Answer: C. Investors have a tendency to throw good money after bad. Behavioural economists call this the “sunk-cost fallacy”. But the goal of investing is not to save face; it’s to earn money. So base your decisions on where a stock can go, not on where it came from.

Related: Beat your worst financial habits

3. Brian keeps all his money in bonds. Mark prefers a mix of bonds and domestic and international shares. Which is the likely result?

A. Brian can expect lower returns over time, but at lower risk.
B. Brian can expect lower returns, but at greater risk.
C. Brian can expect lower returns, but at equal risk.
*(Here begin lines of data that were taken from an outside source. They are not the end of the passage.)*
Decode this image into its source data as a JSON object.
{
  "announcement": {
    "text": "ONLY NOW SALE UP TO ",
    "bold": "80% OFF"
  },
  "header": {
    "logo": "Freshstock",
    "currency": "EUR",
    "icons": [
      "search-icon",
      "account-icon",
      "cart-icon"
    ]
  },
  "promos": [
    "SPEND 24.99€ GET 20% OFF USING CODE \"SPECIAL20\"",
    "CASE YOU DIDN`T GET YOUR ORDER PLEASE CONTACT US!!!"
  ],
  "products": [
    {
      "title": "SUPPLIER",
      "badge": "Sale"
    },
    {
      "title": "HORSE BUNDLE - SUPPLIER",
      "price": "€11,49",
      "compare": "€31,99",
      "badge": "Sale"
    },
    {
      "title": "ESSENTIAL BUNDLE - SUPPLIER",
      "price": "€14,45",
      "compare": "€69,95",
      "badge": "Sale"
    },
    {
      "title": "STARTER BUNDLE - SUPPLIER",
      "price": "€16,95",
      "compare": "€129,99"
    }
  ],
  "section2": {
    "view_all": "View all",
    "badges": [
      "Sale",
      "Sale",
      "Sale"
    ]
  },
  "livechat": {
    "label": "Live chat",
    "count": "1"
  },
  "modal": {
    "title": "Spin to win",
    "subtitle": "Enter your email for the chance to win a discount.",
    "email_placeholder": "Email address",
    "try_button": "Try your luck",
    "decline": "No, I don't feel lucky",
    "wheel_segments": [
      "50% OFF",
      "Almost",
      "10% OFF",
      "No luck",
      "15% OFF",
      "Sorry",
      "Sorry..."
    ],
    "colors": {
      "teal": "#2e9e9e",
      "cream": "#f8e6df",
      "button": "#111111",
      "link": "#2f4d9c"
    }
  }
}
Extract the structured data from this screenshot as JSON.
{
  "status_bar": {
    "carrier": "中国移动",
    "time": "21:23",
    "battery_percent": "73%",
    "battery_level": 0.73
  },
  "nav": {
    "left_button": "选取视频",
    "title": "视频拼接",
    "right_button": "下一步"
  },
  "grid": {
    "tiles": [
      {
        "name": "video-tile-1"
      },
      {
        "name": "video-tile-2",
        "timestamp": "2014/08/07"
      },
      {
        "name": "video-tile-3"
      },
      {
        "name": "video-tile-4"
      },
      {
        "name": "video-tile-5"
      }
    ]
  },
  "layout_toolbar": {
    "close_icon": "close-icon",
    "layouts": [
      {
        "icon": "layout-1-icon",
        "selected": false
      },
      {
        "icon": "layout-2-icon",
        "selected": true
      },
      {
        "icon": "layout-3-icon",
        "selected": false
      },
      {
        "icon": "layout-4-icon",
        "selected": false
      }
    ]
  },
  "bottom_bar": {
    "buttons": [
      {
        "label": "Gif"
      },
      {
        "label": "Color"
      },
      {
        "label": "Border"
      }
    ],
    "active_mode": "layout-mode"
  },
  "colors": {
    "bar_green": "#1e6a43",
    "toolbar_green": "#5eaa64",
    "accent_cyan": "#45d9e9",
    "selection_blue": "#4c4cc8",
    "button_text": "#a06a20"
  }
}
Answer: B. Yes, bonds are less volatile than stocks in the short run. But each asset class reacts differently to economic events. Holding a diversified portfolio for five years or more is actually the safest bet.

4. You’ve found a great house and qualified for a mortgage. But there’s a 50-50 chance that your company will be relocating you within three years. What should you do?

A. Buy it and sell later if you have to.
B. Buy it, but with an adjustable-rate mortgage.
C. Continue renting.

Answer: C. “Don’t buy a house unless you’re reasonably sure you can stay for 4-5 years,” says Dyer. You could lose money in selling costs, moving expenses, agent commissions, repairs and even property value if the market is soft.

How old are you?


SCORING:

1. A = 2 B = 0 C = 1
2. A = 0 B = 1 C = 2
3. A = 0 B = 2 C = 1
4. A = 1 B = 0 C = 2


YOUR FINANCIAL AGE

6-8 points: wizened sage. Nice job; you’re living rich – and you’re going to retire even richer.

3-5 points: young and impressionable. You know the fundamentals but aren’t practising them.

0-2 points: juvenile delinquent. You’re wasting money you didn’t even know you had.